Directors in New York would cast Jim Levitt as the small-town hero who went off to war and never came back, or the big brother who took care of the family when Dad was too drunk to.

Even as Anna made note of these reassuring characteristics, her stomach was clenching and her skin trying to shrink closer to her bones. She was not free of the jar. Men, all men, but powerful men in particular, were a threat to a small female with naught but a baby skunk for protection. The monster was faceless and so could be anyone. Could be everyone. The WHORE cut into her thigh felt as if it bled whenever Jim leaned too close, burned when he touched her.

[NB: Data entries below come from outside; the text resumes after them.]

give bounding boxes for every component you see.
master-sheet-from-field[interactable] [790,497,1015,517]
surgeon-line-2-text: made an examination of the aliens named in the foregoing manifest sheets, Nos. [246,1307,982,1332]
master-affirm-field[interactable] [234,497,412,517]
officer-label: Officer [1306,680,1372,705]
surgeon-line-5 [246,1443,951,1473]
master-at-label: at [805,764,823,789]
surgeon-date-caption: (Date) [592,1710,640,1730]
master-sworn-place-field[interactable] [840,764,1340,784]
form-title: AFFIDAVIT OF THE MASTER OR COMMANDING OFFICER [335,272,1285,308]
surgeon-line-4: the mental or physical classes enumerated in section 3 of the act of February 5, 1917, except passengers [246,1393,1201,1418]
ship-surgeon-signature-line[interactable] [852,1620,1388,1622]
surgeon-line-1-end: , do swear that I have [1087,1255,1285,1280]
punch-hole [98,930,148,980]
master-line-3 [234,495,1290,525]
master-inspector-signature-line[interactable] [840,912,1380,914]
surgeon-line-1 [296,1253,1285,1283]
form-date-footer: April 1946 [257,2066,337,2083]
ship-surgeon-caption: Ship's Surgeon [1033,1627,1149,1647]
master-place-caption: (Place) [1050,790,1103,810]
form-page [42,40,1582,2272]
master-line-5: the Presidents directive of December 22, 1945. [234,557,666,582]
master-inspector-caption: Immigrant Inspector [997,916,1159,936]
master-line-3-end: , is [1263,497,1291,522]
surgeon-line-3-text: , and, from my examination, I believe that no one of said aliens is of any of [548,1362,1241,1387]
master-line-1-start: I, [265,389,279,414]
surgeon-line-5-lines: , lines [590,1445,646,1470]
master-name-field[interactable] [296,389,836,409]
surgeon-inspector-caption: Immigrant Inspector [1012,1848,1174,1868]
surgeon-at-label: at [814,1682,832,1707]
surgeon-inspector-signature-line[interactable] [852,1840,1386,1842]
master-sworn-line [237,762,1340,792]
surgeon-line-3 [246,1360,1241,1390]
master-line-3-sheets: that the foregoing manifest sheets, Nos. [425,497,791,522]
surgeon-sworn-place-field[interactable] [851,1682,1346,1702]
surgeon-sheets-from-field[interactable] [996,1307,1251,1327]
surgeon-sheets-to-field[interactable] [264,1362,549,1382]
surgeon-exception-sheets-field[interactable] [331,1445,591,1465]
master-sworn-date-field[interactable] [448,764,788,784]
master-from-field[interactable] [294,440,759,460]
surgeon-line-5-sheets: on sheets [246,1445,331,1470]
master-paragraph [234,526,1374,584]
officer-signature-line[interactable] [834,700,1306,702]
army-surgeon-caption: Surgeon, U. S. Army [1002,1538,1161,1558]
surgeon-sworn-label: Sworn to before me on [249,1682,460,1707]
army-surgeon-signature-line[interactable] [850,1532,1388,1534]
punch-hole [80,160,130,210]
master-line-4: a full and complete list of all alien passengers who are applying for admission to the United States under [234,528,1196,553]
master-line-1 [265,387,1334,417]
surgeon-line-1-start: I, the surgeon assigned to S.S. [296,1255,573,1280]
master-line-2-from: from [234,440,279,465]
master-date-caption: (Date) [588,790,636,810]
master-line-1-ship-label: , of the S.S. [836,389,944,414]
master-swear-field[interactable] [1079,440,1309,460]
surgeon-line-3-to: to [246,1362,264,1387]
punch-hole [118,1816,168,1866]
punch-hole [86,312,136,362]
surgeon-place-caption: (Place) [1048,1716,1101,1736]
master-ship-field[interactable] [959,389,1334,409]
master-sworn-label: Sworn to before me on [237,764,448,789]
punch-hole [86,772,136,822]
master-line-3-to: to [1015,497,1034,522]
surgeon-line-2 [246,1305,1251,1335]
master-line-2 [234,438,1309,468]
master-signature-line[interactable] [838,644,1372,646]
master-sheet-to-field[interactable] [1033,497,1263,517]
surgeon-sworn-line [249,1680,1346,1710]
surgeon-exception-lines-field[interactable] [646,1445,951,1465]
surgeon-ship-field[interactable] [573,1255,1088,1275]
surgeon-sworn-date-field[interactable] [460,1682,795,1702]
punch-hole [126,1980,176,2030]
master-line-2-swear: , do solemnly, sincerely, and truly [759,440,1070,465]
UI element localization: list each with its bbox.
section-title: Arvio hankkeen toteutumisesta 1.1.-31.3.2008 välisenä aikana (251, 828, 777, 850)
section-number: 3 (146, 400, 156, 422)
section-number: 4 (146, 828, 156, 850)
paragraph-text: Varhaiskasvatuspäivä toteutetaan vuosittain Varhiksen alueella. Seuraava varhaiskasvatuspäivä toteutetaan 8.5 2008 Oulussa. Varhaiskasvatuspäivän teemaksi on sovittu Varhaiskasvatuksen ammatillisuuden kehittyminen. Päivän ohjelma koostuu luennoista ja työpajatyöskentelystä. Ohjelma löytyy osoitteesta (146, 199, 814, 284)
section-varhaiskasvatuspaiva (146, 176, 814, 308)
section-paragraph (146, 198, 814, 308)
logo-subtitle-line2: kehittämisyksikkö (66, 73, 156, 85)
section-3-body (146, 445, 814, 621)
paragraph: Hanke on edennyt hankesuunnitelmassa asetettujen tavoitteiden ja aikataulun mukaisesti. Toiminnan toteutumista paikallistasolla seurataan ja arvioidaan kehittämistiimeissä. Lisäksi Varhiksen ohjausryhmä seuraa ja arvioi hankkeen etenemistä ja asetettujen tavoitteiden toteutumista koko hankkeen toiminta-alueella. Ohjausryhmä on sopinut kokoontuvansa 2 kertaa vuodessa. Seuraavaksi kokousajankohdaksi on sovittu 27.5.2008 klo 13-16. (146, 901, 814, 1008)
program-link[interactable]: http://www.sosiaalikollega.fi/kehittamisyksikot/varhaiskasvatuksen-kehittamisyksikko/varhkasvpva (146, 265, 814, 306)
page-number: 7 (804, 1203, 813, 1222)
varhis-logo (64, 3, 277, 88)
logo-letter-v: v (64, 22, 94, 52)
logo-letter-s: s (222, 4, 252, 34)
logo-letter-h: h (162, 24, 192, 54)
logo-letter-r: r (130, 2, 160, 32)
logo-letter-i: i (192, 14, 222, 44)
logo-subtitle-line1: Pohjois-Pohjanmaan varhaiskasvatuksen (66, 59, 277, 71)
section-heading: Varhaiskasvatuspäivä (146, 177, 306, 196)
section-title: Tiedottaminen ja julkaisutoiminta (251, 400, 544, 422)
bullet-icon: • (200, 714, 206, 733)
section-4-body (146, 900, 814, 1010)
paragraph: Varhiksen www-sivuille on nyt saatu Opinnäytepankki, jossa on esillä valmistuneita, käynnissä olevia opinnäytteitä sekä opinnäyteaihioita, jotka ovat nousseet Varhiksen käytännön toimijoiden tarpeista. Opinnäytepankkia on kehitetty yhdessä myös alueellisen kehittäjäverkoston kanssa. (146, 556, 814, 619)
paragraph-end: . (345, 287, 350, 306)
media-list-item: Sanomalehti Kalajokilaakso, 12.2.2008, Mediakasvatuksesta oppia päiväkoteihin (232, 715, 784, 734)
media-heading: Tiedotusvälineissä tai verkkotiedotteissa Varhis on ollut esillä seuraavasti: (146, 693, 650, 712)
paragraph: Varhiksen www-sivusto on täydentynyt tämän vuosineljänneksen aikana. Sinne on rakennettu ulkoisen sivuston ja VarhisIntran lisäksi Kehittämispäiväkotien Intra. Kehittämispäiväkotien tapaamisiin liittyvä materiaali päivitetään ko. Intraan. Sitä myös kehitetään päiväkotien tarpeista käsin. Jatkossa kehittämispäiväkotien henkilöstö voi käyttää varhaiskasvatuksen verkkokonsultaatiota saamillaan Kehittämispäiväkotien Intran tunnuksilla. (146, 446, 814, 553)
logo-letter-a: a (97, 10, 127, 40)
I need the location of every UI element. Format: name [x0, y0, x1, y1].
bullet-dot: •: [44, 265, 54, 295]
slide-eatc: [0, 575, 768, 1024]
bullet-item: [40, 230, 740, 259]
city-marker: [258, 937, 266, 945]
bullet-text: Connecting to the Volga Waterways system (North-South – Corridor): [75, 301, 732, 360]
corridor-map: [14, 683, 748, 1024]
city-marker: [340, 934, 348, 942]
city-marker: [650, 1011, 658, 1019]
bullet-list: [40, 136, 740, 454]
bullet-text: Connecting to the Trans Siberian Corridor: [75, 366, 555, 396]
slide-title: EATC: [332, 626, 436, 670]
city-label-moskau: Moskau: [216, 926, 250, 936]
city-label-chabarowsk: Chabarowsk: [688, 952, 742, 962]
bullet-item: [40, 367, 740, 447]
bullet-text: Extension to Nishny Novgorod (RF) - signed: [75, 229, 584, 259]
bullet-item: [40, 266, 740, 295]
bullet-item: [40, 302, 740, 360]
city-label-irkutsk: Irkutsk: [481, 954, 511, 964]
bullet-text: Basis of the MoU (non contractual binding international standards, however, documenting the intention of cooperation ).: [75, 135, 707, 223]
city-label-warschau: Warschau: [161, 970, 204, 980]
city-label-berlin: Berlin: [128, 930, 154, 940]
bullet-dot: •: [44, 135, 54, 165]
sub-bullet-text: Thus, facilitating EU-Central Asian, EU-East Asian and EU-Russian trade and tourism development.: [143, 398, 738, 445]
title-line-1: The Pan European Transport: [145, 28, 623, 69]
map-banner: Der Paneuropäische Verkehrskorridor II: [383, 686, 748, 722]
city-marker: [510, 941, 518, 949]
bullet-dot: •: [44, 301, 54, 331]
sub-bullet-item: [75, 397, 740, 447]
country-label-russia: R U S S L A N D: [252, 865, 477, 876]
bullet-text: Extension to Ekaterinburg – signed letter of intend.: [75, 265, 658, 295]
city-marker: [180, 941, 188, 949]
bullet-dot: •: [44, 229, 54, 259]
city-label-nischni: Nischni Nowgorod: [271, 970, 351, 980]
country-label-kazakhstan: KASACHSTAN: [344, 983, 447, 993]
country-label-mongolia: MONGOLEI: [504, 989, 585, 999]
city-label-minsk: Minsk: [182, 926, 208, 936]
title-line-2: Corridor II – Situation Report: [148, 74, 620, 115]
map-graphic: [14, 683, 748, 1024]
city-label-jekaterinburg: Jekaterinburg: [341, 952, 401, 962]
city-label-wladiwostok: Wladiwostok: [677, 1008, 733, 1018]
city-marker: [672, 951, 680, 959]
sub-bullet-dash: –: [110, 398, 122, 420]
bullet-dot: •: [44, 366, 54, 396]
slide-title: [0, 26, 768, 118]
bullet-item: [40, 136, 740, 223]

As the paramedic palpated her head, seeking any residual damage from the bang to the skull she’d gotten, Anna dug her nails into her palms to keep from screaming. The blood pressure cuff felt like an iron manacle crushing her arm, the thermometer a blade beneath her tongue.

Either Jim sensed her fear, or had seen enough of it in his work to read it on her face. The examination finished, he closed the EMS kit and, moving slowly and deliberately, the way Anna did when she didn’t want to frighten a skittish cat, stepped away and sat in the chair across from the couch. Anna liked him for that; it was easier to draw breath, easier to ignore the acid word on her thigh.